La negligenza della stampa italiana (secondo gli autori)
"La cosa pazzesca - afferma Repici - è che la stampa francese e non solo la stampa, ma anche un grande intellettuale come Graham Greene, cioè uno dei più grandi romanzieri inglesi del Novecento, prima ancora del tentato omicidio Selis (del 13 dicembre dell'82) e dell'omicidio Caccia (del 26 giugno 1983) fece un j'accuse sulle infiltrazioni mafiose nei casinò della Costa Azzurra mettendo nero su bianco gli stessi nomi che, da un lato erano venuti fuori nelle vicende investigate da Occorsio, dall'altro sarebbero venuti fuori successivamente nell'inchiesta sui casino' e dall'altro lato ancora erano venuti fuori nell'inchiesta sul sequestro di Cristina Mazzotti. In Francia ci fu grandissima attenzione da parte della stampa e dei pensatori impegnati. In Italia invece tutto rimase sottotraccia, anzi tutto rimase nell'assoluta indifferenza".
"L'unico racconto - rammenta - che venne fatto per le vicende riguardanti i sequestri di persona e i casinò fu solamente la ricopiatura del pensiero o, addirittura, degli atti dei magistrati che se ne erano occupati.

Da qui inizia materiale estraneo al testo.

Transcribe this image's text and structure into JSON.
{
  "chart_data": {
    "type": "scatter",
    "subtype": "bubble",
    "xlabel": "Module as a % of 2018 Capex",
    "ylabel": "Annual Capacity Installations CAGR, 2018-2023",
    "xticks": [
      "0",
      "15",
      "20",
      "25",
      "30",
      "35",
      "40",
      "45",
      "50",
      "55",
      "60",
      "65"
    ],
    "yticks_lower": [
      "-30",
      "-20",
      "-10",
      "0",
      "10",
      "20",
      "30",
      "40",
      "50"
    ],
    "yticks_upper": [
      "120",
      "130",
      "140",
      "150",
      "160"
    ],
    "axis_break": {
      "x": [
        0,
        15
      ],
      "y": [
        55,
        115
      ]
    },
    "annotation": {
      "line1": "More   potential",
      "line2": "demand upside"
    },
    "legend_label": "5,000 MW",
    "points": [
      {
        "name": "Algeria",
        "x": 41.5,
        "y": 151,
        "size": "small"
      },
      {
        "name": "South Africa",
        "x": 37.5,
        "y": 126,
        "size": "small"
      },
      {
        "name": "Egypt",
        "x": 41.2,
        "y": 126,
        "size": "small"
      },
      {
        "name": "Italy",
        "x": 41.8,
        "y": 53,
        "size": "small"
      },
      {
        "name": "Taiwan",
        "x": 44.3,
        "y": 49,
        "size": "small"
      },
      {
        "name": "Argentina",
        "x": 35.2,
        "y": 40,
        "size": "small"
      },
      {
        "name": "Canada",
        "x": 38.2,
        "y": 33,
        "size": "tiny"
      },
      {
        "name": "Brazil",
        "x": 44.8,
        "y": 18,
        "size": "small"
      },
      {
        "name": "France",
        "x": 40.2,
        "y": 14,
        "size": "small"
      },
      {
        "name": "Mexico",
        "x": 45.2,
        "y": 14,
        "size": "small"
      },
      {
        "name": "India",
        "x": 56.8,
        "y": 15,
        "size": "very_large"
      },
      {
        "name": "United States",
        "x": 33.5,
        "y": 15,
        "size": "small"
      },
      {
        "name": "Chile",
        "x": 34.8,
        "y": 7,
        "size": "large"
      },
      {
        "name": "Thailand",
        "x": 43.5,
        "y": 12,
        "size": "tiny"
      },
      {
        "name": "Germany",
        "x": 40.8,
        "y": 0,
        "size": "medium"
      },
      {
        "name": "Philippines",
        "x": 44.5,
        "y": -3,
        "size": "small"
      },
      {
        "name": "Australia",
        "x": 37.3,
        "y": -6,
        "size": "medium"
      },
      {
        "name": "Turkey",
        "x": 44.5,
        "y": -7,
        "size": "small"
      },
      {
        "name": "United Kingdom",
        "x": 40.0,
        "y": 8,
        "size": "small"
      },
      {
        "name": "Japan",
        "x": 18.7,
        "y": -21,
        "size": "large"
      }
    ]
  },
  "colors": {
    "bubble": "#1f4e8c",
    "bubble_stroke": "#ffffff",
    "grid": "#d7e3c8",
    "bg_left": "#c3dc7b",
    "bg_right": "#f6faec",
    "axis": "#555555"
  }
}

Quando il racconto dell'informazione non è altro che la riproposizione di atti dei pubblici ministeri, Naturalmente non si fa un buon servizio all'informazione".
Un libro "pieno" di documenti, consultabili nella parte finale
"Un archivio cartaceo che avevo conservato dagli anni ottanta in poi - commenta Mario Vaudano, magistrato in pensione, che ha indagato su alcuni fatti poi oggetto del libro -. Questo ha permesso di avere una precisione assoluta". Vaudano che racconta anche un fatto personale e poco piacevole.
"Quando arrestai il generale Giudice ed il generale Lo Prete (nel cosiddetto 'scandalo dei petrolì, ndr), ho scoperto un appunto che ci fece comprendere come mia moglie fosse stata seguita e pedinata, insieme ai miei figli ed ovviamente a me". Perchè quando si fa il proprio dovere, troppo spesso, si rischia in prima persona.